ドイツで7回ほど冬を越えたことが奇跡に思えるほど寒さに弱いので,エアコンなしに書斎で仕事をすることはできない。11月にエアコンが壊れたことが判明したとき,躊躇なく新しいものを取り付けることを決めた。今度もダイキン。コーヒーメーカーとシェーバーはブラウン,自動車はマセラティ,エアコンはダイキン,誤想防衛は制限責任説と決めている私はもちろんダイキンを注文した。

問題は,本と書類とゴミの山からなる書斎の中に,工事の人がどうやって入るかだった。私でさえ,床が見える部分がなく,イスに座るときは,ロクシンとウェルツェルの教科書および聖書を踏みつけ,本の山の間をすり抜けて,山を崩さぬように注意しつつ,もし崩したらそのまま放置しながら,滑り込むように椅子に座るのであるから(私はいつもF1のコクピットに座っている感覚を味わっている),ここで工事を行うのは絶対的不能犯である。

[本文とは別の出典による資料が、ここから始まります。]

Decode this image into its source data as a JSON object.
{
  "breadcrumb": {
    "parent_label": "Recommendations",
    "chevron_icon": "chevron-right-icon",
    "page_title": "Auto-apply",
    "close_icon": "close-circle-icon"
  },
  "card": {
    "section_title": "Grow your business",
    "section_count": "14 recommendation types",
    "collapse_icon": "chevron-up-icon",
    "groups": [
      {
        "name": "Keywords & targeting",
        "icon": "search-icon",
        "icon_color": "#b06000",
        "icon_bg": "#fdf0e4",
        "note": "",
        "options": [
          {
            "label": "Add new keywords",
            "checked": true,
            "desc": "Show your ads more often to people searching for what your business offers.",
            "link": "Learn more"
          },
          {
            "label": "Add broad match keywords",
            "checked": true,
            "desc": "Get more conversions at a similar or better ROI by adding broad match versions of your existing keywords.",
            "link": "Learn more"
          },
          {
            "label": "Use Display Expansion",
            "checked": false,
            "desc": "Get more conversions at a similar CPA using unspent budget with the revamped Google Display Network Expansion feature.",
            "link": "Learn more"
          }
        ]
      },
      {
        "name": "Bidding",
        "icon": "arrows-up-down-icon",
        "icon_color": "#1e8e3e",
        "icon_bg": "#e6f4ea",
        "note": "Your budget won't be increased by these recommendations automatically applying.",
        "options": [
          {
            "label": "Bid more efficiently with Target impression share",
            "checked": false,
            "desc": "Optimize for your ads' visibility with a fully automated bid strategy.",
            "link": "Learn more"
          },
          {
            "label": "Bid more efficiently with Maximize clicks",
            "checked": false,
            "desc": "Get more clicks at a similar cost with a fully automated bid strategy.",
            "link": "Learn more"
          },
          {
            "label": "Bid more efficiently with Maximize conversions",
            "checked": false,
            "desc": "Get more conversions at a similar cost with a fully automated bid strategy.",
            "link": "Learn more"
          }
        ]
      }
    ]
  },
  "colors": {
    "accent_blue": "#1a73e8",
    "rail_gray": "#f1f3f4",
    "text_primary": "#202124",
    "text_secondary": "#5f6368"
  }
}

そこで,私は決心した。机のまわりと,エアコンをつける予定の壁のあたりだけ,掃除をすることを。ほぼ1日を費やして作業をしたが,見つからずにあきらめてすでに新規購入した本を20冊ほど,ゴキブリの死骸を10体ほど,1回しか聞いていないCDを30枚ほど,無意味な書類と極秘書類をいやというほど発見した。そして,その中に発見したのだ,開封されていない手紙を10通ほど。

ほとんどは無意味な手紙であったが,うちの1通は,2003年12月1日付けの手紙で,ゼミの教え子が,法科大学院への推薦状を依頼する内容の手紙であった。到着してすぐに書斎の机と壁の間に落ちて,そのまま埋もれていったのであろう。ぎっしりと書かれた3枚のもので,きわめて丁重な内容で,自分はそうは思わないが,もし万が一推薦してもらえる資格があると先生が考えるのであれば,12月19日までに返事をほしいと綴られてある。

返事を受け取らなかった彼は,それを私の拒絶の意思の現れとして理解したことであろう。その後,この学生は,立派な法科大学院に合格し,立派な成績で司法試験に受かり,立派な事務所で弁護士として活躍している。しかも,折りに触れて,私のところに何度も挨拶に来ている。

今となっては,返事をもらえなかった悔しさが,1つのバネになって現在の彼をつくっていると考えでもしない限りは,心が痛んで仕方がない。先ほど,6年遅れで推薦状つきの手紙を彼に宛てて書いたところだ。